Zusätzlich dokumentiert ein Datenlogger fortlaufend den Ladestand der Akkus und protokolliert das Ladeverhalten. Auch die Laufzeiten der Drucklufterzeugung werden überwacht und die Daten an die Abwasserzentrale übermittelt. Auftretende Leckagen, Defekte an der Stromversorgung oder andere Tendenzen können frühzeitig erkannt und beseitigt werden.

Die ehemals elektrisch per Spindelstange betätigten Abfluss-Drosselschieber werden nun durch pneumatische Linearantriebe bewegt.

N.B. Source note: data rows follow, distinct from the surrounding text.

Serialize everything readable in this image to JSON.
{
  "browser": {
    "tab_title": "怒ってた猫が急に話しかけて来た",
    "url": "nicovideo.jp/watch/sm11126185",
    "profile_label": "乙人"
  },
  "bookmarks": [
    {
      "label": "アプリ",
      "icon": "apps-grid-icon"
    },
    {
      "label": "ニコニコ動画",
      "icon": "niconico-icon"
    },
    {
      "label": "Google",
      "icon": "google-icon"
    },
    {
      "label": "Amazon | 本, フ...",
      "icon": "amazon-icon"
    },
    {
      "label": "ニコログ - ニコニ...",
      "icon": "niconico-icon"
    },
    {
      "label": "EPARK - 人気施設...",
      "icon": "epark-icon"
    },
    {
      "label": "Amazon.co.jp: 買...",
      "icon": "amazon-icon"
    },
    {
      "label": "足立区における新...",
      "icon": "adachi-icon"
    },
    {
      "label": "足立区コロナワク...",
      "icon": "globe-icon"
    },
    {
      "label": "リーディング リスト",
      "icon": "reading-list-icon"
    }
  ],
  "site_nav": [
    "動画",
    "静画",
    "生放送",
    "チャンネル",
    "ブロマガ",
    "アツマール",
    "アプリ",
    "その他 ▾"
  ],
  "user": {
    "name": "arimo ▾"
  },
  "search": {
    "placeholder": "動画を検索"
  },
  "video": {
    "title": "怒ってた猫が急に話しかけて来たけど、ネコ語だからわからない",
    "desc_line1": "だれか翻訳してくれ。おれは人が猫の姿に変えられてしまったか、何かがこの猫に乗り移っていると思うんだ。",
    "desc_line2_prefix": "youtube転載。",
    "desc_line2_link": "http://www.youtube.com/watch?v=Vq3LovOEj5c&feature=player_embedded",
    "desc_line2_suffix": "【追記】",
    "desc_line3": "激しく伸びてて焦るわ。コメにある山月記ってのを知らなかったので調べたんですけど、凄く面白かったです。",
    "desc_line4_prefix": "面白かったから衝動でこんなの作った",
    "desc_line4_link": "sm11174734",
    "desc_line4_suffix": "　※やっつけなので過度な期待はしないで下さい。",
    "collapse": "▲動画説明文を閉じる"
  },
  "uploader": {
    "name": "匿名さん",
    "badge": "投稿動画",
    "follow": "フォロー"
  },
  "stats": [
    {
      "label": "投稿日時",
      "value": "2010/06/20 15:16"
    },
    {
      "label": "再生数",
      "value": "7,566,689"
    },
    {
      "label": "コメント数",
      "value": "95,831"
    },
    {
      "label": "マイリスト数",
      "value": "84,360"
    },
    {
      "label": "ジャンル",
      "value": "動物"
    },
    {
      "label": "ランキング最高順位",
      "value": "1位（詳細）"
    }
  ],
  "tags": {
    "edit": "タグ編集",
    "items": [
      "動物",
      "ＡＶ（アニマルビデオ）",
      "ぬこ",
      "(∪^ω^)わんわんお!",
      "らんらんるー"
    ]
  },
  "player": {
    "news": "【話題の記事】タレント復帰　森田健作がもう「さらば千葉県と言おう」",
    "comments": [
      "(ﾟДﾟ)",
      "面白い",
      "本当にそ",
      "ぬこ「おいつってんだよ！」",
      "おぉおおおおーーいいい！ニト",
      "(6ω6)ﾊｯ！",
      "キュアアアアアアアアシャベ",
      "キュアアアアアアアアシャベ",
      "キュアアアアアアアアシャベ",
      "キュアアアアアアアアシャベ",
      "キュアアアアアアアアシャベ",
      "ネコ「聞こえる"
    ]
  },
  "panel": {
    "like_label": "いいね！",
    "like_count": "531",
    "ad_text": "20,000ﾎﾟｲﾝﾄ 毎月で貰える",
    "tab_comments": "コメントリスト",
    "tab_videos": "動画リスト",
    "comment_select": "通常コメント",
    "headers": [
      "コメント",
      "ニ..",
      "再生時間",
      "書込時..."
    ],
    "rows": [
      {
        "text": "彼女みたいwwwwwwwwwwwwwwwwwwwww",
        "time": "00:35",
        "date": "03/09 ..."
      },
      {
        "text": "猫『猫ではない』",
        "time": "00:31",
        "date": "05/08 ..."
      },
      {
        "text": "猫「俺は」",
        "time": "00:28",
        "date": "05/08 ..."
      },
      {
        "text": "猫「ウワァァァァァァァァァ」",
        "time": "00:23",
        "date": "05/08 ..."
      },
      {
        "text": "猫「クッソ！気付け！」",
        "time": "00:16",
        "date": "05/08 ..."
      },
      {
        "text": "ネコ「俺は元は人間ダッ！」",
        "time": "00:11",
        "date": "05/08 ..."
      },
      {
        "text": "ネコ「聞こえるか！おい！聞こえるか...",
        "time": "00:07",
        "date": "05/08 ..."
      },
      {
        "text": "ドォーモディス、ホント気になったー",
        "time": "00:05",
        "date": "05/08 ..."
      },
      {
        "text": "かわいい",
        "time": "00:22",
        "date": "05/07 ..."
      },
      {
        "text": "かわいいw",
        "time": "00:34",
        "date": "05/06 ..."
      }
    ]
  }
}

Sie eignen sich für den Außenbereich. Robust und korrosionsbeständig sind diese prädestiniert für den Einsatz in der Wassertechnik und können auch im Ex-Bereich verwendet werden. Mit Arbeitsdrücken zwischen fünf und sieben bar, die sich bei Bedarf kurzzeitig erhöhen lassen, können sie selbst festsitzende Drosselschieber lösen. Ein Vorteil, der den Wartungsmitarbeitern des Abwasserverbands Weißach und Oberes Saalbachtal den Arbeitsalltag erleichtert.

Für den Regen gerüstet

Nach Abschluss der Testphase wurde die energieautarke Komplettlösung auch für andere Regenrückhaltebecken des Abwasserverbands ausgeschrieben. Die Vorteile sind: mehr Sicherheit und ein geringerer Arbeitsaufwand durch zuverlässige Technik, autarke Energieversorgung sowie zentrale Steuerung und Kontrolle. Damit ist der Abwasserverband Weißach und Oberes Saalbachtal mit seiner anspruchsvollen Infrastruktur gerüstet, selbst für das Auftreten unerwartet großer Niederschlagsmengen.

Die automatisierten Lösungen mit Solarenergie und Pneumatik sind effizient und zuverlässig. Sie können überall da angewendet werden, wo elektrische Versorgungsnetze fehlen, wie bei der dezentralen Steuerung von Regenüberlaufbecken im Wasser-/Abwasserbereich.